One misconception among NRIs is that they can’t repatriate money from their non-resident ordinary (NRO) account.
Emirates 24|7 can reveal that an NRI can do so.
Provided certain conditions are fulfilled, transfer of money from an NRO account to a tax-free non-resident external (NRE) account is possible.
The conditions to be met are: The NRI should hold both his NRO and NRE account with the same bank; must provide proof of source of funds that shows funds are eligible for repatriation; submit form 15CA and form 15 CB and a cheque/letter for funds transfer.
As per the Reserve Bank of India, up to $1 million can be transferred from NRO to NRE in a financial year.
Jitendra Gianchandani, Chairman, Jitendra Consulting Group, states it is now beneficial for NRIs to hold money in their NRE account, where interest rates are on par with the NRO account, besides the interest being tax-free.
“NRIs have to fill up the 15CA to transfer from NRO to NRE and get a certificate from a chartered accountant in 15CB.
“Once that procedure is done, they can transfer funds to their NRE accounts whenever they want. They don't require any permission.”
Gianchandani points out to the following advantages:
- Saving on tax ultimately increase the RoI: Interest on NRO is taxable and interest on NRE is tax free, so one can save tax of 15/30 per cent TDS and no TDS based on Double Taxation Avoidance Agreement.

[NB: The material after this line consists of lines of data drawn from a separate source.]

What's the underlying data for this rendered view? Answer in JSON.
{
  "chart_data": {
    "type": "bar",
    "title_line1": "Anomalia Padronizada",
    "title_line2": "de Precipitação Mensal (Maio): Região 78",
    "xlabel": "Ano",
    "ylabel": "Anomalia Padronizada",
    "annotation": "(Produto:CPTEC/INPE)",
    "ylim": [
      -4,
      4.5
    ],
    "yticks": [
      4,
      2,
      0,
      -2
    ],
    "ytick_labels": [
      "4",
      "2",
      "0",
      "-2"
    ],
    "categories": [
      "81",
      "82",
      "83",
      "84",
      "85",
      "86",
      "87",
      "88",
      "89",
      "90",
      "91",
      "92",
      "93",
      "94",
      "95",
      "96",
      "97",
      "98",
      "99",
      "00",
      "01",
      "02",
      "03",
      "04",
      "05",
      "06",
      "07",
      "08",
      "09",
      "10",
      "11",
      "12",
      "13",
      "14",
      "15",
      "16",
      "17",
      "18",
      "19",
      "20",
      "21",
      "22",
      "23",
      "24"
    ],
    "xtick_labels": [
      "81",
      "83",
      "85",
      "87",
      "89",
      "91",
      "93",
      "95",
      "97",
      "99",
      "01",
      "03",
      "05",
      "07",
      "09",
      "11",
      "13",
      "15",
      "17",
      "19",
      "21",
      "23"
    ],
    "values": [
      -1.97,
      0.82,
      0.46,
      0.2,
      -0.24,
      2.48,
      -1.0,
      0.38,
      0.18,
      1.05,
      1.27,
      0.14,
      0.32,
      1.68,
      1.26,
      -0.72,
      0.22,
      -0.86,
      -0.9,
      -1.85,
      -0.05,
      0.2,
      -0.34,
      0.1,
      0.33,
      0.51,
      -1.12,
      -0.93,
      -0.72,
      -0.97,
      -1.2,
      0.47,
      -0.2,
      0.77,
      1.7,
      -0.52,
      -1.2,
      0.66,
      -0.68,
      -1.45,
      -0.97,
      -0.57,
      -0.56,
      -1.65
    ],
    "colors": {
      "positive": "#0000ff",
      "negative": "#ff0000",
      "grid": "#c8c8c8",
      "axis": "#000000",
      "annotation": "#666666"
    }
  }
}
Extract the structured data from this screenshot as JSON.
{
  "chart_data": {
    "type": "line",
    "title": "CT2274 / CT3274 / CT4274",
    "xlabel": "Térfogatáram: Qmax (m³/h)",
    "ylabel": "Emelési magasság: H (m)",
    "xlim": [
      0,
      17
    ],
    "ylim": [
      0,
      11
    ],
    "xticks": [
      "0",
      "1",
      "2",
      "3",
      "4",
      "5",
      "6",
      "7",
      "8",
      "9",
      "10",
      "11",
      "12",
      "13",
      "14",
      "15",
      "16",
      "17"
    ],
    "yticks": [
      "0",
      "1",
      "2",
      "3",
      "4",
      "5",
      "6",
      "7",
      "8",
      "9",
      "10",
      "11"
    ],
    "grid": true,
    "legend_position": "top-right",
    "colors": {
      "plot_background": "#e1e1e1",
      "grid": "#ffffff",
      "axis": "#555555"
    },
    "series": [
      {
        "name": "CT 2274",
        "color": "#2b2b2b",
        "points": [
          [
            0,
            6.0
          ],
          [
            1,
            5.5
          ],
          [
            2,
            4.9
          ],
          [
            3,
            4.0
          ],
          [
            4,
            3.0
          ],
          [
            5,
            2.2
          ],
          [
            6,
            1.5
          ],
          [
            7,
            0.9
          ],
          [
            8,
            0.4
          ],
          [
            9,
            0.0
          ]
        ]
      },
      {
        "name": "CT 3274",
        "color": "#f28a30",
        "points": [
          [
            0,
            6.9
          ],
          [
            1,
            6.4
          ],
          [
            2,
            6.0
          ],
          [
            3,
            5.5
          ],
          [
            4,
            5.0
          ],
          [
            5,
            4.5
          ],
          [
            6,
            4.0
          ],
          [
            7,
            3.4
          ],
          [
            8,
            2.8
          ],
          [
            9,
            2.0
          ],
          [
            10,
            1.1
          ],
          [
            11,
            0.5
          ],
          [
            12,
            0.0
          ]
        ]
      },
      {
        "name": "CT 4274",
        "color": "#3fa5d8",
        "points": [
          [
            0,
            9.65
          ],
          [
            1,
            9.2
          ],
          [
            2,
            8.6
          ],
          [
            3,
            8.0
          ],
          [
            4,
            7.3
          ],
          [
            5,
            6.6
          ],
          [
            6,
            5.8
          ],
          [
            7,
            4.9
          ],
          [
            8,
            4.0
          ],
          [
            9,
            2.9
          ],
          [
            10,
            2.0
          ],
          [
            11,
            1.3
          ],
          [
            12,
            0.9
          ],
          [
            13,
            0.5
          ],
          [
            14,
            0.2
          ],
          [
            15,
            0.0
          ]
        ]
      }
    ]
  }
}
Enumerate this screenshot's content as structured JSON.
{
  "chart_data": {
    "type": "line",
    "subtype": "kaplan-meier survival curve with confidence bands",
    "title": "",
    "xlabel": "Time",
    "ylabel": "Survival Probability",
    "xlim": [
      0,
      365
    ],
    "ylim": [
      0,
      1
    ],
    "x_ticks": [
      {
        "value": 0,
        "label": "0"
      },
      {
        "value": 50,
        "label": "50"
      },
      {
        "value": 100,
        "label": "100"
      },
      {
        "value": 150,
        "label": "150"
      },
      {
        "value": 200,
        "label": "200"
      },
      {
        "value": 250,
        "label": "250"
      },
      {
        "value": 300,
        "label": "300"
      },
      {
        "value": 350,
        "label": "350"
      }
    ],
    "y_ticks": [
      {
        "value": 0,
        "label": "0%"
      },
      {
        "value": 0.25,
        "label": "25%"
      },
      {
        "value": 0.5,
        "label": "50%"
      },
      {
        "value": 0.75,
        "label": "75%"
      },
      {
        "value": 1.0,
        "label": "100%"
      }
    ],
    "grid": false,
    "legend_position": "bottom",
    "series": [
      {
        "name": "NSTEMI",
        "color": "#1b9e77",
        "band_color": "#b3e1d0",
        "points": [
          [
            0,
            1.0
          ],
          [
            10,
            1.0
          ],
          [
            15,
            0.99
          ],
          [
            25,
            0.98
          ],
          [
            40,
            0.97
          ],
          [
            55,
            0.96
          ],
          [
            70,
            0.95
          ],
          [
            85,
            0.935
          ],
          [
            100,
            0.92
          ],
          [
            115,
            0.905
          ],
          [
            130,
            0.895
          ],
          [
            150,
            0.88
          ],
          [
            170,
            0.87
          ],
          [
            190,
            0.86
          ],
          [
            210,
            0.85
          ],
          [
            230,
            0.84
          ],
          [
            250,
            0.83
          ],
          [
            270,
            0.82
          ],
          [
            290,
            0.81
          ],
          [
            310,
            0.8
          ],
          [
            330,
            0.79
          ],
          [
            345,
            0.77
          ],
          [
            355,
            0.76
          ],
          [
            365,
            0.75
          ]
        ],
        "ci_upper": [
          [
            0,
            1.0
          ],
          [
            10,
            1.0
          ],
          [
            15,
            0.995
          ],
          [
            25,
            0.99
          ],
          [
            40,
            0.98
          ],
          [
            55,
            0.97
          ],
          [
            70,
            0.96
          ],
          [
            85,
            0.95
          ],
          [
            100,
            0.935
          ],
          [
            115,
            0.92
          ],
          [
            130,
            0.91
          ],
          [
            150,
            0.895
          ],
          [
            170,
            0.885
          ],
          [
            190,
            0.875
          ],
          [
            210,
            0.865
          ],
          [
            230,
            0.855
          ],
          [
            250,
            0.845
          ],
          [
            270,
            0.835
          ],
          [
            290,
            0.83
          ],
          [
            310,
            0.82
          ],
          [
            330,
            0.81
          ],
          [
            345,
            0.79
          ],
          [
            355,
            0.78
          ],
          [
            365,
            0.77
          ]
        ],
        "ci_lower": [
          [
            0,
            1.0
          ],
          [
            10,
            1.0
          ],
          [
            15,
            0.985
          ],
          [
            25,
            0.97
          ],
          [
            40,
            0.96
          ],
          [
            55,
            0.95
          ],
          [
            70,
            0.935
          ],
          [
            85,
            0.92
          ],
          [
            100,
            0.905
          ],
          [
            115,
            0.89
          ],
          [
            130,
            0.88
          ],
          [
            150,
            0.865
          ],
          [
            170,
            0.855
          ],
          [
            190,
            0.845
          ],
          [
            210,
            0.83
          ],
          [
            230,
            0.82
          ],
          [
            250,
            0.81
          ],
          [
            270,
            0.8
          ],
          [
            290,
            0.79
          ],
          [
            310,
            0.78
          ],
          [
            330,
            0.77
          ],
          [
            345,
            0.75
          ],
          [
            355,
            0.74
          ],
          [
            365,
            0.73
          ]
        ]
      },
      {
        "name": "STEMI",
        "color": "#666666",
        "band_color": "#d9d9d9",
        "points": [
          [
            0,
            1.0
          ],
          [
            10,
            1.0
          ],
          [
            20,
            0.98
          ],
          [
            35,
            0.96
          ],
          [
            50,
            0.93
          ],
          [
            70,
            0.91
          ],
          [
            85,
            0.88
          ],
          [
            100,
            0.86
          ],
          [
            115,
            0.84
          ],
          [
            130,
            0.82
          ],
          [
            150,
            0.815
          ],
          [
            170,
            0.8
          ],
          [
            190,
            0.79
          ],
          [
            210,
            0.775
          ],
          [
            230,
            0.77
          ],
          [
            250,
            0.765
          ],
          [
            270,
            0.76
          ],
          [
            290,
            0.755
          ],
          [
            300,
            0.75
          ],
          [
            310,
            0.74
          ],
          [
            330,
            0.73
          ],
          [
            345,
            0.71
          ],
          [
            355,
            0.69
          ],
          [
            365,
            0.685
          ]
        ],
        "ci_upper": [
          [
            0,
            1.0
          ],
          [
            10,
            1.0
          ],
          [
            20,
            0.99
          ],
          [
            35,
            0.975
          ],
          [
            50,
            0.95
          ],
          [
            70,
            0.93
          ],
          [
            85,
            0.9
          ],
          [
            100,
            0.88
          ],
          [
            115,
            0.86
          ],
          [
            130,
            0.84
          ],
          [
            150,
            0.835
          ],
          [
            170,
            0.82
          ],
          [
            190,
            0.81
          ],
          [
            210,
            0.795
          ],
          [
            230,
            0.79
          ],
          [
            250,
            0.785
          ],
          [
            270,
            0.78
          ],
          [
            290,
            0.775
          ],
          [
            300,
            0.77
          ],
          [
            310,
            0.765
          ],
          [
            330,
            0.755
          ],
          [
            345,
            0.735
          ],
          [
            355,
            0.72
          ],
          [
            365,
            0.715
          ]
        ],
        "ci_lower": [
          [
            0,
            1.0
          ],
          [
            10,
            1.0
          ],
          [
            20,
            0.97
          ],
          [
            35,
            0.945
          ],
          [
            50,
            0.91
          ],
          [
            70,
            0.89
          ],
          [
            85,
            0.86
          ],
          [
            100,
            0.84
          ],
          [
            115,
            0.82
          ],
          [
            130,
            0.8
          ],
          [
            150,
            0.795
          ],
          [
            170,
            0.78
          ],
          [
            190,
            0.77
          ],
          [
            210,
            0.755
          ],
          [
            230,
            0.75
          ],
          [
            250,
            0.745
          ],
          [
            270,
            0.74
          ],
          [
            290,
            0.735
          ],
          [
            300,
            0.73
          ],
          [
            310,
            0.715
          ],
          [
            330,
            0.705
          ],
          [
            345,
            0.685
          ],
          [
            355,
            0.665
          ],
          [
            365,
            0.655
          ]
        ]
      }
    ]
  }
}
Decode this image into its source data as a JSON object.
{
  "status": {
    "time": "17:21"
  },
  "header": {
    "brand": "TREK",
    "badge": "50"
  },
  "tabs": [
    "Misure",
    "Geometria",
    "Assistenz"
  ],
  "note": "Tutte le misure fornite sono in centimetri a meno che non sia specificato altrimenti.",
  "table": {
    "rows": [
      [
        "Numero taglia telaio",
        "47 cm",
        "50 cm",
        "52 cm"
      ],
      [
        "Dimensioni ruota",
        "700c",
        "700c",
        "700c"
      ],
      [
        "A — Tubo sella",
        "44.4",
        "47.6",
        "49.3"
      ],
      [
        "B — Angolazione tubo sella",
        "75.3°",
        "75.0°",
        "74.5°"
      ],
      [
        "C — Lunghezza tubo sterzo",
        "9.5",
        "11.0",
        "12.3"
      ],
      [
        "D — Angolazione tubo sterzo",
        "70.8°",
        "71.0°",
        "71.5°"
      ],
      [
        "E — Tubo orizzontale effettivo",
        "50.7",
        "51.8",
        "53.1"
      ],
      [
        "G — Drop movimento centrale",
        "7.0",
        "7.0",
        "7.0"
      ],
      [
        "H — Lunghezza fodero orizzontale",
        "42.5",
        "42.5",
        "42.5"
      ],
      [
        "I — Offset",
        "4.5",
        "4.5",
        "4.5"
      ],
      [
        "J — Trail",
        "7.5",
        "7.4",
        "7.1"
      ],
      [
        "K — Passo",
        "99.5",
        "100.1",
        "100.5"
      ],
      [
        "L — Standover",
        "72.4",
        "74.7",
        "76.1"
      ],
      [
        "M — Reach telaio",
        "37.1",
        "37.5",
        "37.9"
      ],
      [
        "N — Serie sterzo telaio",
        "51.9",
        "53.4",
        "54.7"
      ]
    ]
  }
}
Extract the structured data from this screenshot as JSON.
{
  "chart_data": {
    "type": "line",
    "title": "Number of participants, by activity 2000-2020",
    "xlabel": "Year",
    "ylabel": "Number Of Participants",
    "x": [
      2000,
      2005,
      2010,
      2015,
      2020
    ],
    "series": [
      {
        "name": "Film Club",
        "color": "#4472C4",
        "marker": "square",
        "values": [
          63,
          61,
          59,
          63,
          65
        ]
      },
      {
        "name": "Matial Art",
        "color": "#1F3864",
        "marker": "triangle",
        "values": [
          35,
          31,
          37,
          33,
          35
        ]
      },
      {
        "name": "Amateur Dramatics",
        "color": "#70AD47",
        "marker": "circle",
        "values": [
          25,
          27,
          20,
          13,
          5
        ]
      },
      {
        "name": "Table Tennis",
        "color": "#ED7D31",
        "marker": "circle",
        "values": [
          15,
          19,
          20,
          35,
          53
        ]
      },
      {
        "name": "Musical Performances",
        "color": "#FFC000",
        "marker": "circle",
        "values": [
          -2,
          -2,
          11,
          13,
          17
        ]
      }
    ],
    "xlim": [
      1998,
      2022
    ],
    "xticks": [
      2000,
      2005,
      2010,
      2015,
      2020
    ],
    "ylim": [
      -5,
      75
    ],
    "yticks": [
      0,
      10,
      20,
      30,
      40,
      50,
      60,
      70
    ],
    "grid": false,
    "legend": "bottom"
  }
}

- Saving on transaction costs as no need to transfer from NRO to foreign currency and from foreign currency to NRE.
Akash Singh, says: “My bank (Kotak Mahindra) recently informed me of this option. I was totally unaware of this. I will soon be transferring my funds to my NRE account since it is tax-free and I can repatriate it any time. ”
D Kavita, holding a NRO account with HDFC Bank, too was unaware of the option.
“I was under the impression that funds in NRO account could not be repatriated.
I opened an NRO fixed deposit last year as the interest rates were pretty good. But to get a tax rebate, I have submit a DTAA form every year.”
She adds: “It is much better for me to get my money transferred to my NRE account so I don’t have to take the trouble of submitting the forms every year.”